Looping through the content of a file in Bash

Peter Mortensen picture Peter Mortensen · Oct 5, 2009 · Viewed 1.8M times · Source

How do I iterate through each line of a text file with Bash?

With this script:

echo "Start!"
for p in (peptides.txt)
do
    echo "${p}"
done

I get this output on the screen:

Start!
./runPep.sh: line 3: syntax error near unexpected token `('
./runPep.sh: line 3: `for p in (peptides.txt)'

(Later I want to do something more complicated with $p than just output to the screen.)

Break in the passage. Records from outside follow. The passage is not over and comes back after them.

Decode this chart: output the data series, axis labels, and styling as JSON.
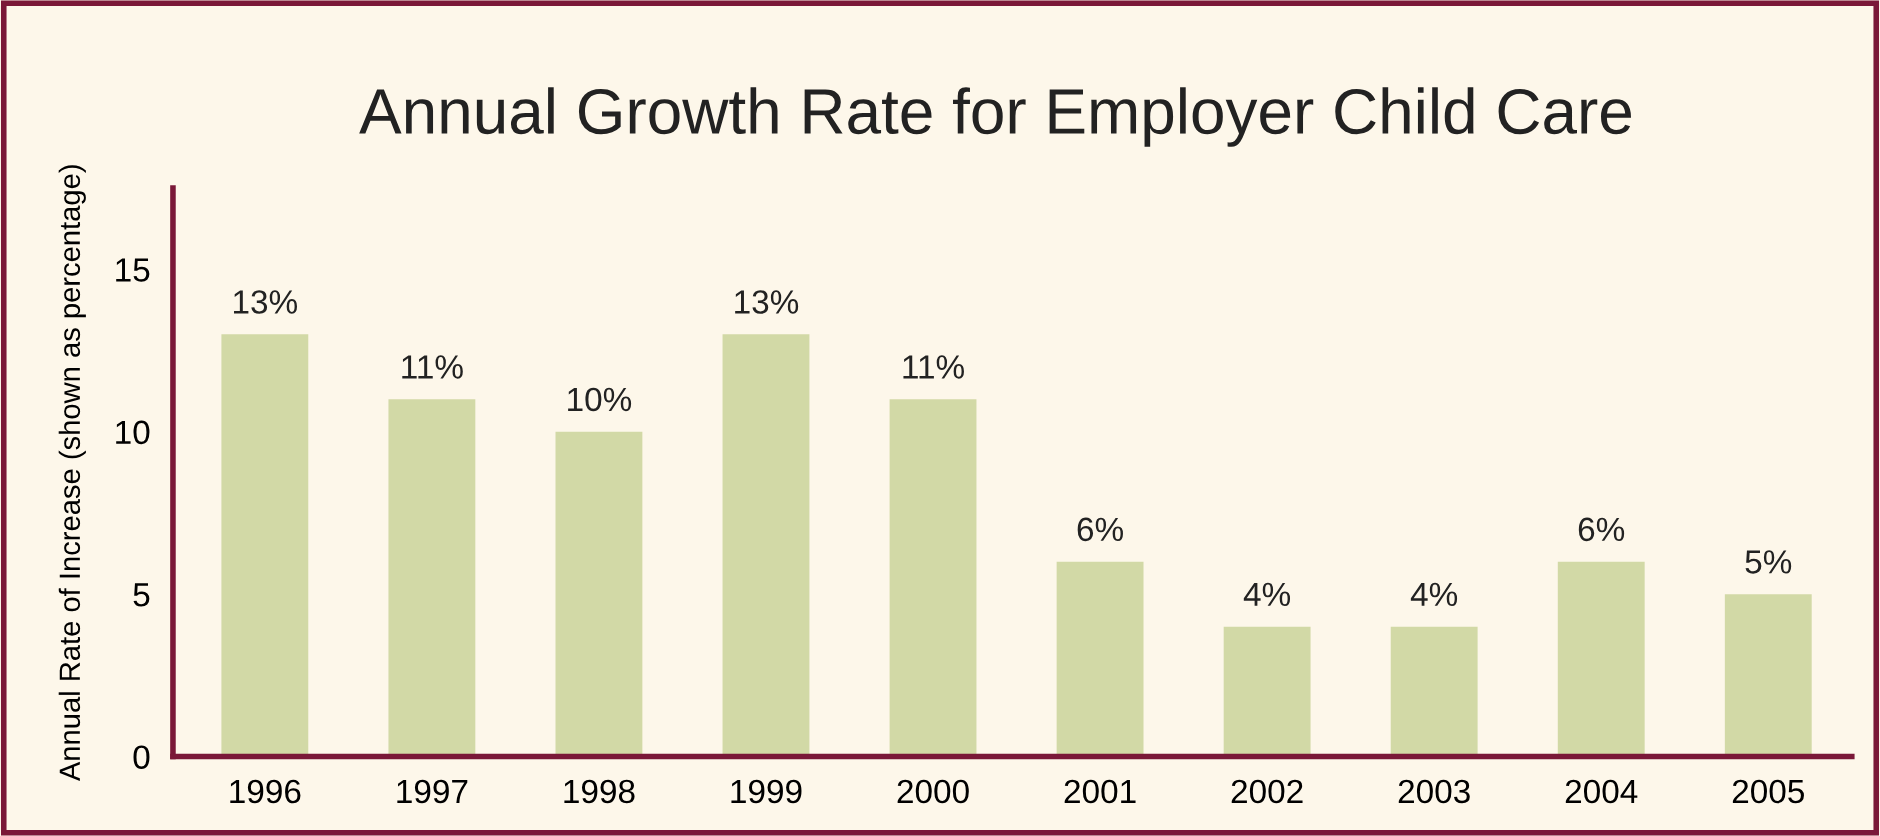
{
  "chart_data": {
    "type": "bar",
    "title": "Annual Growth Rate for Employer Child Care",
    "ylabel": "Annual Rate of Increase (shown as percentage)",
    "categories": [
      "1996",
      "1997",
      "1998",
      "1999",
      "2000",
      "2001",
      "2002",
      "2003",
      "2004",
      "2005"
    ],
    "values": [
      13,
      11,
      10,
      13,
      11,
      6,
      4,
      4,
      6,
      5
    ],
    "value_labels": [
      "13%",
      "11%",
      "10%",
      "13%",
      "11%",
      "6%",
      "4%",
      "4%",
      "6%",
      "5%"
    ],
    "color": "#d2d9a6",
    "ylim": [
      0,
      17.5
    ],
    "yticks": [
      0,
      5,
      10,
      15
    ],
    "grid": false,
    "legend": false
  }
}
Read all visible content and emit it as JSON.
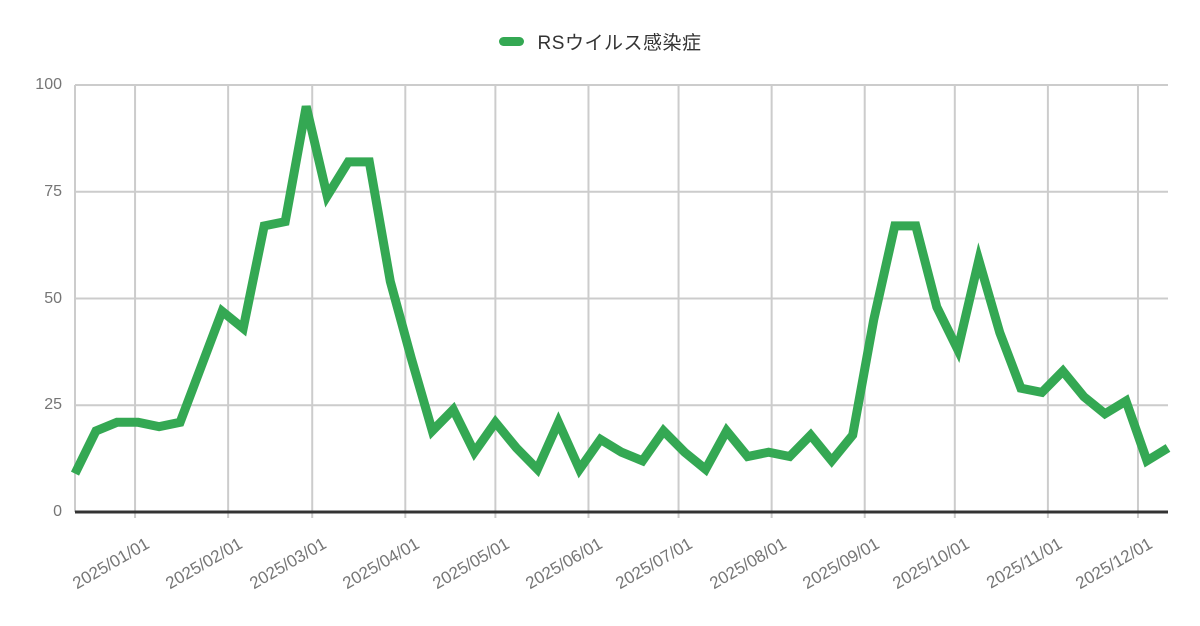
{
  "chart_data": {
    "type": "line",
    "title": "",
    "legend": {
      "label": "RSウイルス感染症",
      "position": "top"
    },
    "series": [
      {
        "name": "RSウイルス感染症",
        "color": "#34a853",
        "values": [
          9,
          19,
          21,
          21,
          20,
          21,
          34,
          47,
          43,
          67,
          68,
          95,
          74,
          82,
          82,
          54,
          36,
          19,
          24,
          14,
          21,
          15,
          10,
          21,
          10,
          17,
          14,
          12,
          19,
          14,
          10,
          19,
          13,
          14,
          13,
          18,
          12,
          18,
          45,
          67,
          67,
          48,
          38,
          59,
          42,
          29,
          28,
          33,
          27,
          23,
          26,
          12,
          15
        ]
      }
    ],
    "x_dates": [
      "2024/12/12",
      "2024/12/19",
      "2024/12/26",
      "2025/01/02",
      "2025/01/09",
      "2025/01/16",
      "2025/01/23",
      "2025/01/30",
      "2025/02/06",
      "2025/02/13",
      "2025/02/20",
      "2025/02/27",
      "2025/03/06",
      "2025/03/13",
      "2025/03/20",
      "2025/03/27",
      "2025/04/03",
      "2025/04/10",
      "2025/04/17",
      "2025/04/24",
      "2025/05/01",
      "2025/05/08",
      "2025/05/15",
      "2025/05/22",
      "2025/05/29",
      "2025/06/05",
      "2025/06/12",
      "2025/06/19",
      "2025/06/26",
      "2025/07/03",
      "2025/07/10",
      "2025/07/17",
      "2025/07/24",
      "2025/07/31",
      "2025/08/07",
      "2025/08/14",
      "2025/08/21",
      "2025/08/28",
      "2025/09/04",
      "2025/09/11",
      "2025/09/18",
      "2025/09/25",
      "2025/10/02",
      "2025/10/09",
      "2025/10/16",
      "2025/10/23",
      "2025/10/30",
      "2025/11/06",
      "2025/11/13",
      "2025/11/20",
      "2025/11/27",
      "2025/12/04",
      "2025/12/11"
    ],
    "x_tick_labels": [
      "2025/01/01",
      "2025/02/01",
      "2025/03/01",
      "2025/04/01",
      "2025/05/01",
      "2025/06/01",
      "2025/07/01",
      "2025/08/01",
      "2025/09/01",
      "2025/10/01",
      "2025/11/01",
      "2025/12/01"
    ],
    "y_ticks": [
      0,
      25,
      50,
      75,
      100
    ],
    "ylim": [
      0,
      100
    ],
    "grid": true,
    "x_label_rotation": -30,
    "colors": {
      "line": "#34a853",
      "grid": "#cccccc",
      "axis": "#333333",
      "tick_label": "#757575",
      "legend_text": "#333333",
      "background": "#ffffff"
    }
  }
}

The environment variable SHELL is (from env):

SHELL=/bin/bash

/bin/bash --version output:

GNU bash, version 3.1.17(1)-release (x86_64-suse-linux-gnu)
Copyright (C) 2005 Free Software Foundation, Inc.

cat /proc/version output:

Linux version 2.6.18.2-34-default (geeko@buildhost) (gcc version 4.1.2 20061115 (prerelease) (SUSE Linux)) #1 SMP Mon Nov 27 11:46:27 UTC 2006

The file peptides.txt contains:

RKEKNVQ
IPKKLLQK
QYFHQLEKMNVK
IPKKLLQK
GDLSTALEVAIDCYEK
QYFHQLEKMNVKIPENIYR
RKEKNVQ
VLAKHGKLQDAIN
ILGFMK
LEDVALQILL

Answer

Bruno De Fraine picture Bruno De Fraine · Oct 5, 2009

One way to do it is:

while read p; do
  echo "$p"
done <peptides.txt

As pointed out in the comments, this has the side effects of trimming leading whitespace, interpreting backslash sequences, and skipping the last line if it's missing a terminating linefeed. If these are concerns, you can do:

while IFS="" read -r p || [ -n "$p" ]
do
  printf '%s\n' "$p"
done < peptides.txt

Exceptionally, if the loop body may read from standard input, you can open the file using a different file descriptor:

while read -u 10 p; do
  ...
done 10<peptides.txt

Here, 10 is just an arbitrary number (different from 0, 1, 2).